I’ve never been one for the idea of reincarnation. No one ever says, “In another lifetime, I was a restroom attendant”. No one ever believes they were a loser in another lifetime, never mind a toad.
But I understood what Steve’s friend had written. It wasn’t good theology. It wasn’t even good fiction. It was just a guy trying to say that he simply loved his best friend, and romanticizing rather than reckoning with that great loss.
Owen attached a note to the program: “Steve wasn’t Christian. Steve was New Age. It must have been an awful shock when Steve woke up in Hell”.
I was stunned. And outraged. Steve, right along with Martin, Jesse, and Barrack, had been assigned to the Pit.
I wrote Owen a letter.
“Why is it”, I asked, “that you Fundamentalists see Heaven as a sparsely populated expanse, where only your kind will find an eternal home?”
My friend Mark says this of Hell: I have to believe in Hell! Why? Hitler and Mama!

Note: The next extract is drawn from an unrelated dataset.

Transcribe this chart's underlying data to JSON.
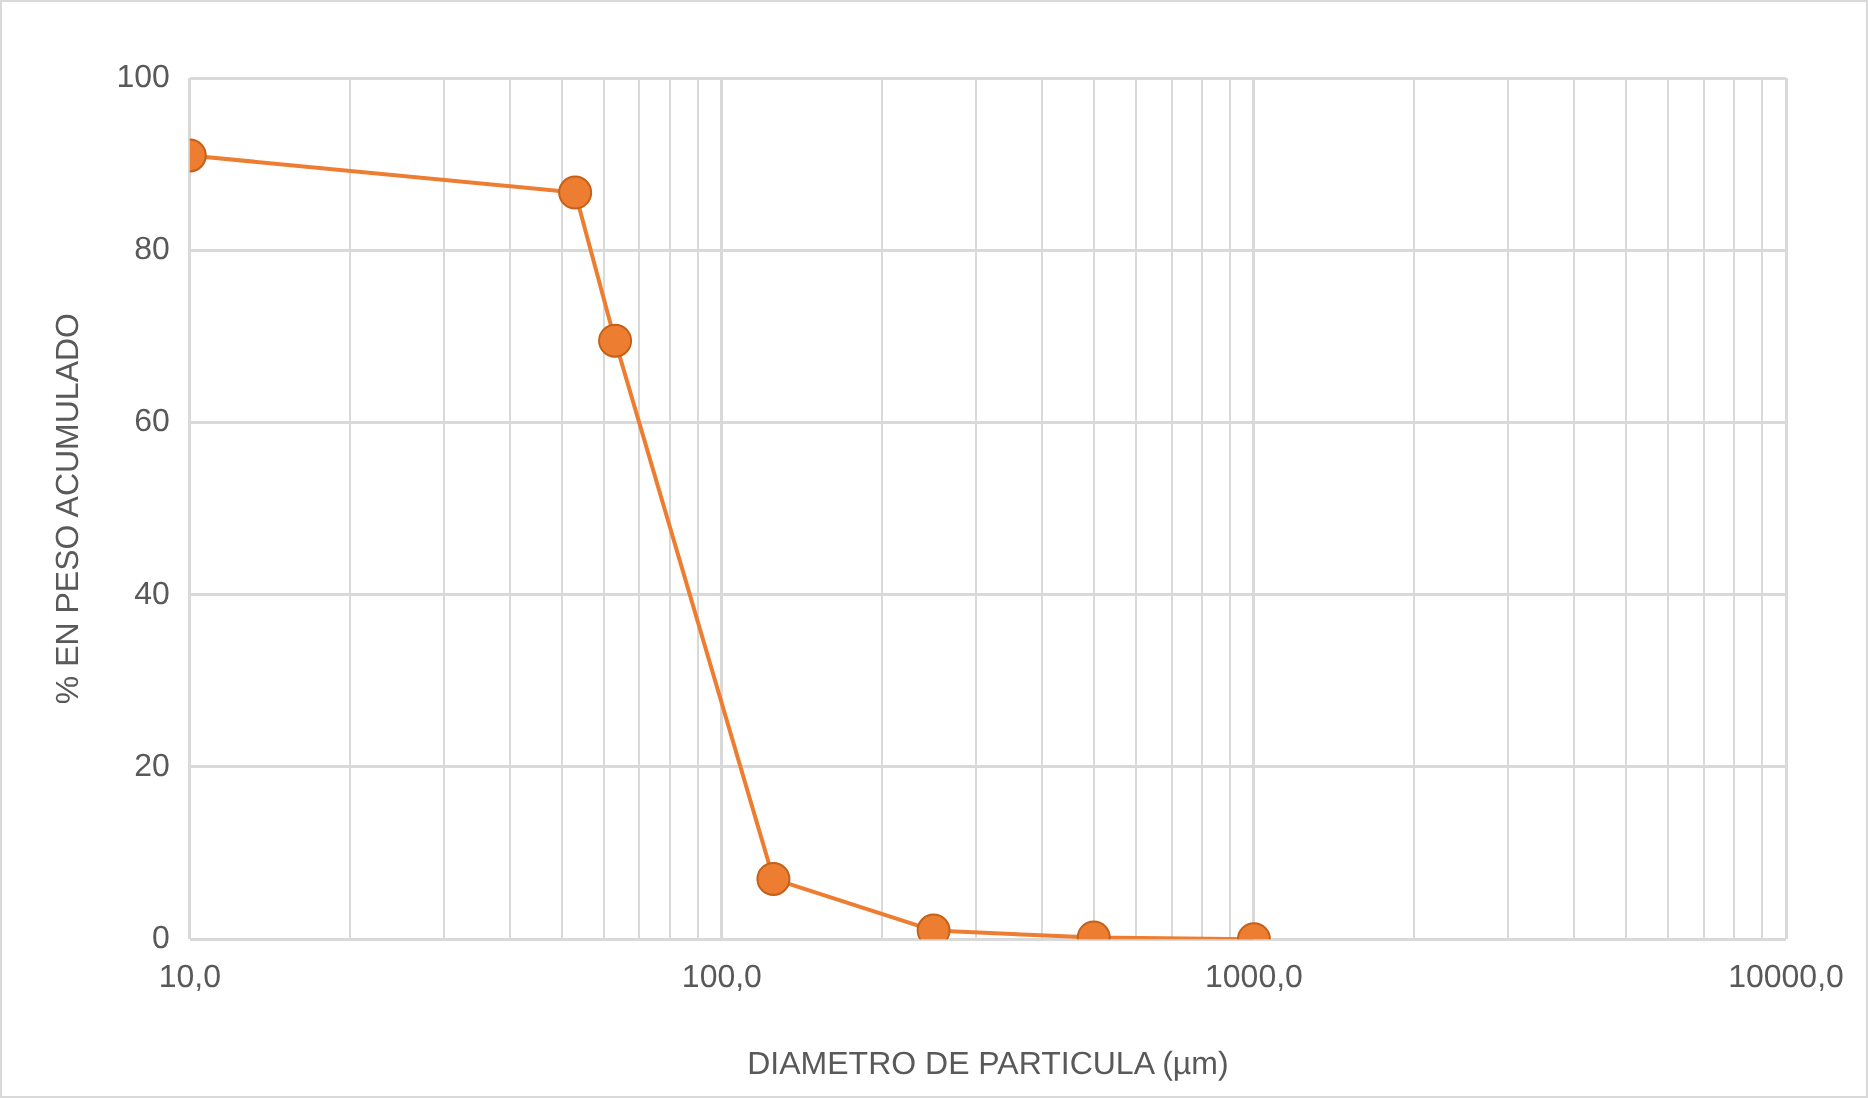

I have no need of Hell in my belief structure. The appeal of Christ is His love, not the fear of Hell. For some reason, most evangelists see it differently than I.
Owen backpedaled and denied that he had consigned Steve to Hell. He also recoiled at being called Fundamentalist, and that remarked that he was an Evangelical.
By the way, I am neither.
A few years later, he emailed the known world a letter about Jane Fonda, calling her a traitor and bringing up the ancient wounds of Viet Nam. The heading of the email read “Never Forgive”.
There is a kind of certainty that scares me, a certainty that it isn’t about faith, but about being right. It is connected to the fear of being wrong.
This is what empty religion, theistic or atheistic, accomplishes or aids and abets: fear, wars, racism, murder, genocide, hatred, and unforgiveness.
It boggles my mind that my cousin might as well be in the Klan. I wish we weren’t related, wish we didn’t share our last name. And I can rail all day long about Uncle Owen and the phrase “Never Forgive”, and I’ll remind myself that he and his brother David, my dad, were miles apart when it came to living what, to me, looks like the Christian life.
But the real struggle is my own Christian life. Can I give some breathing room to fundamentalists, racists, and “mama”, or will I silently think “Never Forgive”? I don’t want to be related to Jeff or Owen, but damn, we are related.
What’s more, I am related to every son of Adam and every daughter of Eve, from Al Sharpton, to Madalyn Murray O’Hair, to Jerry Falwell, to Hitler, and to Mark’s Mama.